Торн отложил перчатки и открыл пузырек с аптечным спиртом, чей едкий запах тотчас распространился по всей комнате.

– Почти никто. Если Генеалогистам известно о существовании такого документа, значит, кто-то им об этом сообщил.

Офелия нахмурилась. Может, тут-то и кроется «последняя истина», о которой в первый день рассказал Амбруаз, показывая ей Мемориал? Девушка не обнаружила в Секретариуме никакой бронированной комнаты, хотя повсюду искала ее; в конце концов она убедила себя, что все это просто сказки.

– Генеалогисты больше ничего не сообщили мне, – заключил Торн. – И если я захочу получить у них дополнительные сведения, мне придется для начала предъявить им веские доводы.

– Значит, вы надеялись, что тайна кроется в журнале коменданта?

Теперь Офелия лучше понимала, почему он не запрыгал от радости, когда она поделилась с ним своим открытием. В сущности, он уже приблизительно знал то, что она обнаружила.

– Именно так. Но вы меня разубедили. Теперь придется информировать об этом Генеалогистов.

И Торн начал старательно протирать кисти рук спиртом. Офелия заметила, что всякий раз при упоминании о Генеалогистах его брови мрачно сдвигались, а лицо темнело. Он явно относился к ним враждебно.

– Так кто же хочет сравняться с Богом? – спросила девушка. – Они… или вы?

– Я не намерен свергать Бога, чтобы посадить на его место кого-то еще.
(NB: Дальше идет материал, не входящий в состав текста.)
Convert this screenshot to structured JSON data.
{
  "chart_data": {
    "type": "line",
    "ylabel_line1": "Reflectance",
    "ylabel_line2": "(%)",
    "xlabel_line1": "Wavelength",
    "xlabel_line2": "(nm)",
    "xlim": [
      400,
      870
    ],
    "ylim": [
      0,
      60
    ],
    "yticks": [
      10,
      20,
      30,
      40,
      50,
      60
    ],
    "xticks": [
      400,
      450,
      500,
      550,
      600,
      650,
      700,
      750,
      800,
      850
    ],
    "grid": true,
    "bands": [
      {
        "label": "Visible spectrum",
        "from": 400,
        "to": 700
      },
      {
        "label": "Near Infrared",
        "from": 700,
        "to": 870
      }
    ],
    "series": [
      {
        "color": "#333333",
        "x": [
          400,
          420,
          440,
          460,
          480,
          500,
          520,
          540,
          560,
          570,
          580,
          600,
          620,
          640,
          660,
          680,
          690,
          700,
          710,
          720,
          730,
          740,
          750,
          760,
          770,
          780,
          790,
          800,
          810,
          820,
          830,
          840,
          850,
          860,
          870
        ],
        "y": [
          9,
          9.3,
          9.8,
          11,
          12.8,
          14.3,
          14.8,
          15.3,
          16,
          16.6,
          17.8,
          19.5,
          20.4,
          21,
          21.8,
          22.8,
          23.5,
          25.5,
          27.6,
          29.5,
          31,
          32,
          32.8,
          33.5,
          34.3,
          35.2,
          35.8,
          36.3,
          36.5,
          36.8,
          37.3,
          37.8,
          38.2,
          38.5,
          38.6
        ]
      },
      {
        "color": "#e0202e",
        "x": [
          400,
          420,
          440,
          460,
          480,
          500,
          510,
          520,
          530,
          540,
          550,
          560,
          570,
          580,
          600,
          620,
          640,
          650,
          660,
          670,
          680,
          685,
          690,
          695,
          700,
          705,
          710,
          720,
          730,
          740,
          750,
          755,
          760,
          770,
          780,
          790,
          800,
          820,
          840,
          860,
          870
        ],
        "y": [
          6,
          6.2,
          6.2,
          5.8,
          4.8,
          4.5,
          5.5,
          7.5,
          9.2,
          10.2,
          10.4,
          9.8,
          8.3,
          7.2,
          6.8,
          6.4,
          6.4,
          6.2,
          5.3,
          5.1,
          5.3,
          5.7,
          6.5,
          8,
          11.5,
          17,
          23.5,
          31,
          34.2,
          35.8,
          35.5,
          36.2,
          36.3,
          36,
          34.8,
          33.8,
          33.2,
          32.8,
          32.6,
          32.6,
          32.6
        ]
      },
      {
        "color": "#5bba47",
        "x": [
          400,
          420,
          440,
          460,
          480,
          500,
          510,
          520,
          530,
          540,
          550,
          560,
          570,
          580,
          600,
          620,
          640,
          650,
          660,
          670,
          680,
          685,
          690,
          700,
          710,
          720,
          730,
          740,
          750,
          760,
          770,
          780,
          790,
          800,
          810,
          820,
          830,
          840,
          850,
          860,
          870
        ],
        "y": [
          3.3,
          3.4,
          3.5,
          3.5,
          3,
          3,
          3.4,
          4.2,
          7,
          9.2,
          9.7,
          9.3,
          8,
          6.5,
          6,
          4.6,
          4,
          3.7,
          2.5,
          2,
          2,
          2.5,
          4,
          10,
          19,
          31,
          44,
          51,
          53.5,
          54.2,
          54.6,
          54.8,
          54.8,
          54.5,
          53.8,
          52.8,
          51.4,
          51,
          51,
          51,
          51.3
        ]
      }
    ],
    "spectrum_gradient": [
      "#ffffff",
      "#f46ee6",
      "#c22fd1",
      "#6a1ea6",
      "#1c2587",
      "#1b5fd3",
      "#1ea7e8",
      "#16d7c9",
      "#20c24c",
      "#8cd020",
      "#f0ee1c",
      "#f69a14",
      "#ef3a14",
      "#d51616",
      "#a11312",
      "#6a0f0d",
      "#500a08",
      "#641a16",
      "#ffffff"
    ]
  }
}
С момента моего бегства из тюрьмы я преследую единственную цель: найти слабое место этого труса, который скрывает от мира свой подлинный облик.

И лицо Торна омрачилось еще больше.

– Сомневаюсь, что Генеалогисты разделяют вашу точку зрения, – сказала Офелия.
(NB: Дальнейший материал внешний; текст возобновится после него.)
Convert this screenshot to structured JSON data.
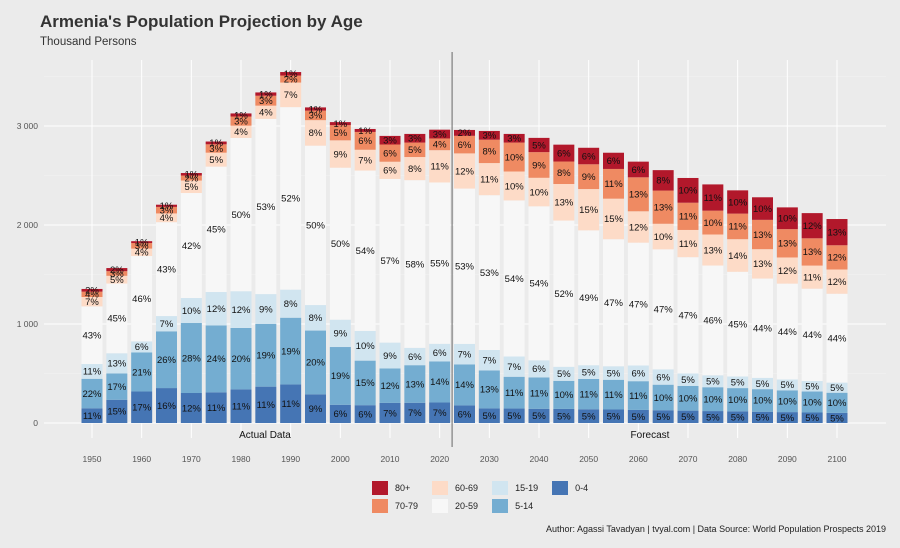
{
  "header": {
    "title": "Armenia's Population Projection by Age",
    "subtitle": "Thousand Persons"
  },
  "caption": "Author: Agassi Tavadyan   |   tvyal.com   |   Data Source: World Population Prospects 2019",
  "chart_data": {
    "type": "bar",
    "stacked": true,
    "x": [
      1950,
      1955,
      1960,
      1965,
      1970,
      1975,
      1980,
      1985,
      1990,
      1995,
      2000,
      2005,
      2010,
      2015,
      2020,
      2025,
      2030,
      2035,
      2040,
      2045,
      2050,
      2055,
      2060,
      2065,
      2070,
      2075,
      2080,
      2085,
      2090,
      2095,
      2100
    ],
    "totals": [
      1354,
      1565,
      1874,
      2205,
      2525,
      2815,
      3096,
      3339,
      3545,
      3220,
      3070,
      3000,
      2900,
      2920,
      2963,
      2960,
      2950,
      2920,
      2880,
      2840,
      2780,
      2730,
      2640,
      2580,
      2500,
      2410,
      2350,
      2280,
      2200,
      2120,
      2040
    ],
    "series": [
      {
        "name": "0-4",
        "color": "#4575b4",
        "pct": [
          11,
          15,
          17,
          16,
          12,
          11,
          11,
          11,
          11,
          9,
          6,
          6,
          7,
          7,
          7,
          6,
          5,
          5,
          5,
          5,
          5,
          5,
          5,
          5,
          5,
          5,
          5,
          5,
          5,
          5,
          5
        ]
      },
      {
        "name": "5-14",
        "color": "#74add1",
        "pct": [
          22,
          17,
          21,
          26,
          28,
          24,
          20,
          19,
          19,
          20,
          19,
          15,
          12,
          13,
          14,
          14,
          13,
          11,
          11,
          10,
          11,
          11,
          11,
          10,
          10,
          10,
          10,
          10,
          10,
          10,
          10
        ]
      },
      {
        "name": "15-19",
        "color": "#d1e5f0",
        "pct": [
          11,
          13,
          6,
          7,
          10,
          12,
          12,
          9,
          8,
          8,
          9,
          10,
          9,
          6,
          6,
          7,
          7,
          7,
          6,
          5,
          5,
          5,
          6,
          6,
          5,
          5,
          5,
          5,
          5,
          5,
          5
        ]
      },
      {
        "name": "20-59",
        "color": "#f7f7f7",
        "pct": [
          43,
          45,
          46,
          43,
          42,
          45,
          50,
          53,
          52,
          50,
          50,
          54,
          57,
          58,
          55,
          53,
          53,
          54,
          54,
          52,
          49,
          47,
          47,
          47,
          47,
          46,
          45,
          44,
          44,
          44,
          44
        ]
      },
      {
        "name": "60-69",
        "color": "#fddbc7",
        "pct": [
          7,
          5,
          4,
          4,
          5,
          5,
          4,
          4,
          7,
          8,
          9,
          7,
          6,
          8,
          11,
          12,
          11,
          10,
          10,
          13,
          15,
          15,
          12,
          10,
          11,
          13,
          14,
          13,
          12,
          11,
          12
        ]
      },
      {
        "name": "70-79",
        "color": "#ef8a62",
        "pct": [
          4,
          3,
          3,
          3,
          2,
          3,
          3,
          3,
          2,
          3,
          5,
          6,
          6,
          5,
          4,
          6,
          8,
          10,
          9,
          8,
          9,
          11,
          13,
          13,
          11,
          10,
          11,
          13,
          13,
          13,
          12
        ]
      },
      {
        "name": "80+",
        "color": "#b2182b",
        "pct": [
          2,
          2,
          1,
          1,
          1,
          1,
          1,
          1,
          1,
          1,
          1,
          1,
          3,
          3,
          3,
          2,
          3,
          3,
          5,
          6,
          6,
          6,
          6,
          8,
          10,
          11,
          10,
          10,
          10,
          12,
          13
        ]
      }
    ],
    "xlabel": "",
    "ylabel": "",
    "ylim": [
      0,
      3700
    ],
    "yticks": [
      0,
      1000,
      2000,
      3000
    ],
    "ytick_labels": [
      "0",
      "1 000",
      "2 000",
      "3 000"
    ],
    "xticks": [
      1950,
      1960,
      1970,
      1980,
      1990,
      2000,
      2010,
      2020,
      2030,
      2040,
      2050,
      2060,
      2070,
      2080,
      2090,
      2100
    ],
    "split_year": 2022.5,
    "annotations": [
      "Actual Data",
      "Forecast"
    ],
    "grid": true,
    "legend_position": "bottom",
    "legend_order": [
      "80+",
      "70-79",
      "60-69",
      "20-59",
      "15-19",
      "5-14",
      "0-4"
    ]
  }
}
Она и сама не знала, какая перспектива страшнее – мир, управляемый Богом, или мир, управляемый людьми, возомнившими себя богами.

– Вы правы, – бросил Торн сквозь зубы. – Они ее не разделяют.

Наступило молчание. Офелия силилась удержать эгоистический вопрос, так и просившийся наружу: что она-то делает во всем этом? Какую роль отвел ей Торн в своих планах?

– Ученик, о котором пишет комендант, – сказала наконец девушка, – и который, по его мнению, отличается от прочих будущих Духов Семей, – чтό, если он и есть тот самый Другой? Может, он стал слишком опасен? Может, именно поэтому Бог и заключил его в зеркало? Я смотрю, у вас здесь нет ни одного зеркала, – внезапно заметила она, окинув взглядом комнату.

Торн мотнул головой. Засучив рукава рубашки, он протирал спиртом руки до локтей так энергично, словно решил свести с кожи все свои шрамы.